GET http://localhost:21110/v1/models
Authorization: Bearer pma_abc123...

// Response:
{
  "data": [
    { "id": "claude", "object": "model", "owned_by": "claude-code" }
  ]
}

Using the OpenAI SDK

import OpenAI from 'openai';

const client = new OpenAI({
  baseURL: 'http://localhost:21110/v1',
  apiKey: storedPmaToken, // the pma_xxx token from pairing
});

const stream = await client.chat.completions.create({
  model: 'claude',
  messages: [{ role: 'user', content: 'Hello!' }],
  stream: true,
});

for await (const chunk of stream) {
  process.stdout.write(chunk.choices[0]?.delta?.content || '');
}

Native app integration

plug-my-ai isn't just for web apps. Any application that can make HTTP requests can integrate — desktop apps, CLI tools, IDE extensions, mobile apps on the local network.

Swift (macOS / iOS)

// Pair with plug-my-ai
var request = URLRequest(url: URL(string: "http://localhost:21110/v1/connect")!)
request.httpMethod = "POST"
request.setValue("application/json", forHTTPHeaderField: "Content-Type")
request.httpBody = try JSONEncoder().encode([
    "app_name": "My Mac App",
    "app_url": "https://mymacapp.com"
])
let (data, _) = try await URLSession.shared.data(for: request)
let result = try JSONDecoder().decode(ConnectResponse.self, from: data)
// Poll result.request_id, then store the token

Python

import requests

# Pair
resp = requests.post("http://localhost:21110/v1/connect", json={
    "app_name": "My Python Tool",
    "app_url": "https://mytool.dev"
})
request_id = resp.json()["request_id"]

# Poll until approved
import time
while True:
    poll = requests.get(f"http://localhost:21110/v1/connect/{request_id}")
    data = poll.json()
    if data["status"] == "approved":
        token = data["token"]
        break
    time.sleep(1)

# Use it with the OpenAI SDK
from openai import OpenAI
client = OpenAI(base_url="http://localhost:21110/v1", api_key=token)
response = client.chat.completions.create(
    model="claude",
    messages=[{"role": "user", "content": "Hello!"}]
)

Rust

// Using reqwest
let client = reqwest::Client::new();
let res = client.post("http://localhost:21110/v1/connect")
    .json(&serde_json::json!({
        "app_name": "My Rust App",
        "app_url": "https://myrust.app"
    }))
    .send().await?;
let connect: ConnectResponse = res.json().await?;
// Poll, then use the token for chat completions

Best practices

Disclaimers & FAQ

Is this secure?

plug-my-ai runs entirely locally. No data leaves the user's machine except to the AI provider they've configured. Tokens are app-specific and revocable. The daemon only listens on localhost — it's not accessible from the network.

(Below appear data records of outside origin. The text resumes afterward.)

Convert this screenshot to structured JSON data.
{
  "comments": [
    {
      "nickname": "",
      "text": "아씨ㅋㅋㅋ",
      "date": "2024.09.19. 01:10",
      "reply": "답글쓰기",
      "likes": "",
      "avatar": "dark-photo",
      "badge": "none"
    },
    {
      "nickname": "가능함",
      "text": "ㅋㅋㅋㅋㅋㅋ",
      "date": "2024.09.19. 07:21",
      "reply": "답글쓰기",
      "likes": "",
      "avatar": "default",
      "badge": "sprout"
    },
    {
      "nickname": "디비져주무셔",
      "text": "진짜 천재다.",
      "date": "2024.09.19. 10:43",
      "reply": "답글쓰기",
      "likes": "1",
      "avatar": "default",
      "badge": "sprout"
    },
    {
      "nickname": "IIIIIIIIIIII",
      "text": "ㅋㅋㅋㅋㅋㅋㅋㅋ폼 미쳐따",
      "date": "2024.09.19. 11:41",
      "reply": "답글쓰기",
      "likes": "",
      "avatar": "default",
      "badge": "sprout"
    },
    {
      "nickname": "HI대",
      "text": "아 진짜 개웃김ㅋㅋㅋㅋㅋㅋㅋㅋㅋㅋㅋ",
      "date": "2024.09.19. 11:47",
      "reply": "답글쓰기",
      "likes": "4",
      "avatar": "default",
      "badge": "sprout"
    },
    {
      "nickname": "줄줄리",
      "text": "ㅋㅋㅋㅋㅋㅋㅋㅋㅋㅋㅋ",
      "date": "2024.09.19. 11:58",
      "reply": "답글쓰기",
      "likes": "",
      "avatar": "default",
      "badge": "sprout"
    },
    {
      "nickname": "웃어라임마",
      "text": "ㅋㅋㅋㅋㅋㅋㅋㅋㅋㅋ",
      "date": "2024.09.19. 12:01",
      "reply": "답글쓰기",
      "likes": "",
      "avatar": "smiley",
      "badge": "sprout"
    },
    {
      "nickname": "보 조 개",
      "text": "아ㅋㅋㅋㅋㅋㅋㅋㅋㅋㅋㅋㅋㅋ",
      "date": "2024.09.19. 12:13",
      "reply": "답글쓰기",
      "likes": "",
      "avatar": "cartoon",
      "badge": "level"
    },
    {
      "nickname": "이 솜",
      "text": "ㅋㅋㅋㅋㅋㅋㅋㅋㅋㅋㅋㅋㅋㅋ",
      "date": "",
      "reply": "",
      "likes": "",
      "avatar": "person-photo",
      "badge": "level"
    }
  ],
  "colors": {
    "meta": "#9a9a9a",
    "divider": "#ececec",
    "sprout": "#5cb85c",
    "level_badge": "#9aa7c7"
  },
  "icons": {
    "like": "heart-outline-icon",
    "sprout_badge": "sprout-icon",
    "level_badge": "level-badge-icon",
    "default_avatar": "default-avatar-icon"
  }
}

Does this violate provider terms of service?

plug-my-ai routes requests through the user's own subscriptions and API keys. It doesn't share accounts, bypass rate limits, or resell access. Users are responsible for complying with their provider's terms of service.

What about rate limits?

The user's provider rate limits apply. plug-my-ai doesn't add or bypass any limits. If a user's Claude Code subscription has a usage cap, that cap applies to requests through plug-my-ai.

What if plug-my-ai isn't installed?

Requests to localhost:21110 will fail with a connection error. Detect this and show an install prompt or fall back to your own AI backend.

Can I use this commercially?

Yes. plug-my-ai is open source (MIT license). You can integrate it into commercial products without restriction.

What providers are supported?

Currently: Claude Code (subscription routing), with direct API key support (Anthropic, OpenAI), Ollama, and more coming soon. The provider system is extensible — contributions welcome.